Mental Cases - Imagery, symbolism and themes

Imagery and symbolism in Mental Cases

Metaphor

Owen uses a few select and effective metaphors in this poem to emphasise the plight of the men:

  • They are ‘purgatorial shadows’, an image of hell and death which heads up the poem in l.2
  • Their faces have been ‘gouged’ l.6 by ‘stroke on stroke of pain’ l.5 into ‘chasms’. Hyperbole seems to be the only poetic device strong enough for Owen to show the degree of their suffering
  • They ‘pluck at the knouts (knots) of their scourging’. Owen juxtaposes two disturbing images. Jesus was whipped and scourged by Pilate before being crucified (John 19:1), indicating that the men’s suffering is Christ-like. However, traditionally inmates of mental asylums (such as Bedlam) were tasked with picking hemp from old and knotted ship’s rigging so that the material could be re-used, a picture of depressingly difficult, frustrating and often fruitless labour. 

Simile

Owen uses three similes in Mental Cases, each adding to the vivid image of pain and suffering:

  • ‘Baring teeth that leer like skulls’ teeth wicked’ l.4. The men are made to appear shocking and evil, despite being the victims of war
  • ‘Sunlight seems a blood-smear’ l.21. Nothing good or positive ever penetrates the consciousness of the mental cases. Everything is a reminder of the death and destruction they have seen
  • ‘Dawn breaks open like a wound that bleeds afresh’ l.22. Having to endure another day means having to revisit pain again. We can envisage a physical wound bursting, but their torments are mental and never heal - the hidden injury of neurasthenia.

Personification

Owen’s use of personification in Mental Cases contributes to the sense that the men are haunted by figures from the past. ‘Misery’ l.8 swelters through their bodies and ‘Memory’, almost lover-like, ‘fingers’ hair but only to remind them of murder. l.11. The idea that ‘the Dead have ravished’ their minds suggests that their dead comrades have seduced them rather than destroyed them. They are incapable of getting Death out of their heads. Ravished has an archaic meaning of capturing, raping and carrying someone off; the more modern usage is of being captivated and bewitched. There are reasons for Owen using both meanings of the word.

Pathetic fallacy

Owen shows how even nature is against those who suffer in this way. ‘Sunlight’ which should bring light and life ‘seems a blood-smear’ and ‘night’ which could bring relief in sleep ‘comes blood-black’ l. 21. ‘Dawn breaks open like a wound that bleeds afresh’, offering no hope of a new day l. 22. Owen uses the same pathetic fallacy in Spring Offensive when the troops find that ‘the whole sky burned with fury against them’.

Symbolism

The mental cases themselves are a symbol of the consequences of war and of man’s inhumanity to man. Nature is a powerful but negative symbol in this poem. She brings with the dawn and daylight nothing but pain and the night brings no relief. The overwhelming symbol is of blood and death, summing up the horrors of war.

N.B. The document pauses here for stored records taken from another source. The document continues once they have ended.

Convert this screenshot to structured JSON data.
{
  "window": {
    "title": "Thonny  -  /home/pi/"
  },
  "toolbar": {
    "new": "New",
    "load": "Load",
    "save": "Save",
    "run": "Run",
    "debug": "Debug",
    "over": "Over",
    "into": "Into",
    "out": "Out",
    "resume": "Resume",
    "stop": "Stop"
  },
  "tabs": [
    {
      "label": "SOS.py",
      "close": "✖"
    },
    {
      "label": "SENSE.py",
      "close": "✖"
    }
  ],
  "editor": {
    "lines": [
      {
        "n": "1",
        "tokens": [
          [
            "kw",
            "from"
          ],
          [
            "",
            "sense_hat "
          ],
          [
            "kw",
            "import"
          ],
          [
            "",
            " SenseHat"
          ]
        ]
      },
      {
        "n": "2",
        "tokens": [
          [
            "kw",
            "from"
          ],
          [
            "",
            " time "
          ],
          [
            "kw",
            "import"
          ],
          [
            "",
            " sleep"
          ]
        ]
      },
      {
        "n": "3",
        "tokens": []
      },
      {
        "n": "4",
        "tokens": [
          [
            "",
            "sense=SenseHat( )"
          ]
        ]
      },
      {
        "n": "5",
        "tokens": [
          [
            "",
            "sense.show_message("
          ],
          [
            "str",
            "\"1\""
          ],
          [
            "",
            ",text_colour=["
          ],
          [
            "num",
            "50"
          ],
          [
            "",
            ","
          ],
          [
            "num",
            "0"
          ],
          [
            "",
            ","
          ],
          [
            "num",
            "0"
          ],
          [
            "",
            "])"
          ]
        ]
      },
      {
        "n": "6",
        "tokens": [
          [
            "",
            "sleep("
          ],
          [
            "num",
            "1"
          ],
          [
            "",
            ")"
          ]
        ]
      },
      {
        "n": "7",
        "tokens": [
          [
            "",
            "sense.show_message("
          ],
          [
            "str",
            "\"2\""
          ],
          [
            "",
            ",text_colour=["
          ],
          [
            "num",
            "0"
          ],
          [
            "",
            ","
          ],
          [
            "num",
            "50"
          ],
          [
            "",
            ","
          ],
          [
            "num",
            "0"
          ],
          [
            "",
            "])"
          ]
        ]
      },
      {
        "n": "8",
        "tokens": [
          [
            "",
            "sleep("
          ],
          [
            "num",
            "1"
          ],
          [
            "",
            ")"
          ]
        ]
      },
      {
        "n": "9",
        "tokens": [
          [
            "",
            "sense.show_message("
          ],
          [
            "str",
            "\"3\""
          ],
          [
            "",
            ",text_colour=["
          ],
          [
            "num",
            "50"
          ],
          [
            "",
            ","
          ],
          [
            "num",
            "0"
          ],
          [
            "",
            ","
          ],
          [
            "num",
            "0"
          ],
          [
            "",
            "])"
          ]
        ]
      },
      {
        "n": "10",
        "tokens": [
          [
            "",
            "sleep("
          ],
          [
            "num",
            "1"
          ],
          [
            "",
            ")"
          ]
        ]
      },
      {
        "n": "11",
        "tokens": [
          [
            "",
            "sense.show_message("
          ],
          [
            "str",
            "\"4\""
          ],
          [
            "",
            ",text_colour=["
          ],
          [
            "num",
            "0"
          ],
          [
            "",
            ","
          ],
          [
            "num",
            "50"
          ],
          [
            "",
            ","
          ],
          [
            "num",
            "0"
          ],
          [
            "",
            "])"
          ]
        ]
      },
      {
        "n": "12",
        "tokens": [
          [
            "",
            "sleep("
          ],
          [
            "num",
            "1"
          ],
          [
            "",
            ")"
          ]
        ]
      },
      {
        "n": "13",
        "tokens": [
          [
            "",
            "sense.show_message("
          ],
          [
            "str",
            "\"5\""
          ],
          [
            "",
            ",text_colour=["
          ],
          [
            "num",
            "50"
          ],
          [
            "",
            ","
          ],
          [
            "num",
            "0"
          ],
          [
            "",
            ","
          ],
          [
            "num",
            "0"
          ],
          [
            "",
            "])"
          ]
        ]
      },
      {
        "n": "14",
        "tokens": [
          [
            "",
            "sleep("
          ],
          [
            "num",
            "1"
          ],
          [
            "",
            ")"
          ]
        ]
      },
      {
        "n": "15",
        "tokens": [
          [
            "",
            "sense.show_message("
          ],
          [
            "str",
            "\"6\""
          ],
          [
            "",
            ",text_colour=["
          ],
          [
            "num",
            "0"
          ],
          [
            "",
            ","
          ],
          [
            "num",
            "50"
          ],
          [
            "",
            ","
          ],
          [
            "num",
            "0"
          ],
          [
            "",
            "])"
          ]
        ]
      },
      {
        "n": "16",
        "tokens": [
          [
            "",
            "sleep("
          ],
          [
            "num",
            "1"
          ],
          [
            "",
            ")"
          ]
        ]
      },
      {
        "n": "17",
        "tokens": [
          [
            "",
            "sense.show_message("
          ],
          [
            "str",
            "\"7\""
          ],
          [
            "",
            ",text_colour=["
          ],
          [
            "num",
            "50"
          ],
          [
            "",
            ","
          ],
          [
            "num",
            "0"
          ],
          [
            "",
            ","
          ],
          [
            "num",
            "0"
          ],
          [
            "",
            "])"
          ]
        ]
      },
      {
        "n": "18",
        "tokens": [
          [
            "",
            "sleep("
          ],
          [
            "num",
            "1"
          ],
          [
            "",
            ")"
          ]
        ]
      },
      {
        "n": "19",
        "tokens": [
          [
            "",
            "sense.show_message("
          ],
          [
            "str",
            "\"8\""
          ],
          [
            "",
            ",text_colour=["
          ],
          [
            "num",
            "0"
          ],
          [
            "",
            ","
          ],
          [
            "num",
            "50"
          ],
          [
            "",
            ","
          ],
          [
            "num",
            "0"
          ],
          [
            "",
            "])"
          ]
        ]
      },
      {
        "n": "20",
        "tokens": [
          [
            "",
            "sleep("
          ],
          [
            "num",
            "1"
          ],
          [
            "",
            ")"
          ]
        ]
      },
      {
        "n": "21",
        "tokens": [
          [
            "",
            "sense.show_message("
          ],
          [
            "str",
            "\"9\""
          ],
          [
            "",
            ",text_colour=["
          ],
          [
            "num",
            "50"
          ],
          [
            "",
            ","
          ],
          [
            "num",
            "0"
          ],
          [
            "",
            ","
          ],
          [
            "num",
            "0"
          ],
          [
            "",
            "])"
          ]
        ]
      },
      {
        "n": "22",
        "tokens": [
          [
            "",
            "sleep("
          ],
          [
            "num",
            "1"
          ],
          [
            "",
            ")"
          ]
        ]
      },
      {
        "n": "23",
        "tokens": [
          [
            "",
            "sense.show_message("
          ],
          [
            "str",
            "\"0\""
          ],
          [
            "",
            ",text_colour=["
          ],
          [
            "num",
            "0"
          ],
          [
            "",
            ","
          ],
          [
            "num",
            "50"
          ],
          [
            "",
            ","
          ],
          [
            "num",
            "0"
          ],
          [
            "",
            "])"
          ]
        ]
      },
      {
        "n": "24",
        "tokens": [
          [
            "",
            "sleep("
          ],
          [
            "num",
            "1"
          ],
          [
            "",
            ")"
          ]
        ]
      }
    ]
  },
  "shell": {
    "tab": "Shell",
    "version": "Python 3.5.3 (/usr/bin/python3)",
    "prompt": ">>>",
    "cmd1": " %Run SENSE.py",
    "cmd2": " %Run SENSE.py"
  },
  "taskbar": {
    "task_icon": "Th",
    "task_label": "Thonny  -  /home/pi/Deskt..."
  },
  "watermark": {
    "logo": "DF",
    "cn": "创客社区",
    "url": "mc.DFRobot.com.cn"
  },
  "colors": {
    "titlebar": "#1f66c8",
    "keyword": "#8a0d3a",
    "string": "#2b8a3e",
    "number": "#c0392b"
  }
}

Investigating imagery and symbolism

  • Owen’s use of the pathetic fallacy in Mental Cases is echoed in Spring Offensive and Futility. Make a note of how Owen uses the pathetic fallacy in each of the poems.
    • How effective is this poetic device in creating the poetry which comes, in Owen’s view, through the pity?
  • Which of Mental CasesSpring Offensive and Futility do you find most moving?
    • Can you explain why?

Themes in Mental Cases

  • Hell: the over-riding theme in Mental Cases is the hell endured by men who have survived the trenches but who suffer shell shock as a result of their experiences
  • Blood, suffering and death are also key themes. It is the memory of these horrors which haunt the men in the poem
  • Guilt: Owen is exploring in this poem the guilt felt by the whole (who are uninjured) for their part in the fate of mental cases:
    Snatching after us who smote them, brother,
    Pawing us who dealt them war and madness. l.27-l.28

Owen knows that, as an officer, he gave the orders for men to go over the top and encounter the conditions which are later recalled with such horror.

Investigating themes in Mental Cases

  • Owen admits a share in  the guilt which is such an important theme in Mental Cases. Why does Owen feel guilty about these particular men?
  • Compare the theme of guilt in Mental Cases with Owen’s feelings for the soldier in The Sentry
  • Compare the theme of guilt in Mental Cases with Owen’s feelings for the soldier in S.I.W.
  • In what way is the theme of Mental Cases significantly different to that of Disabled?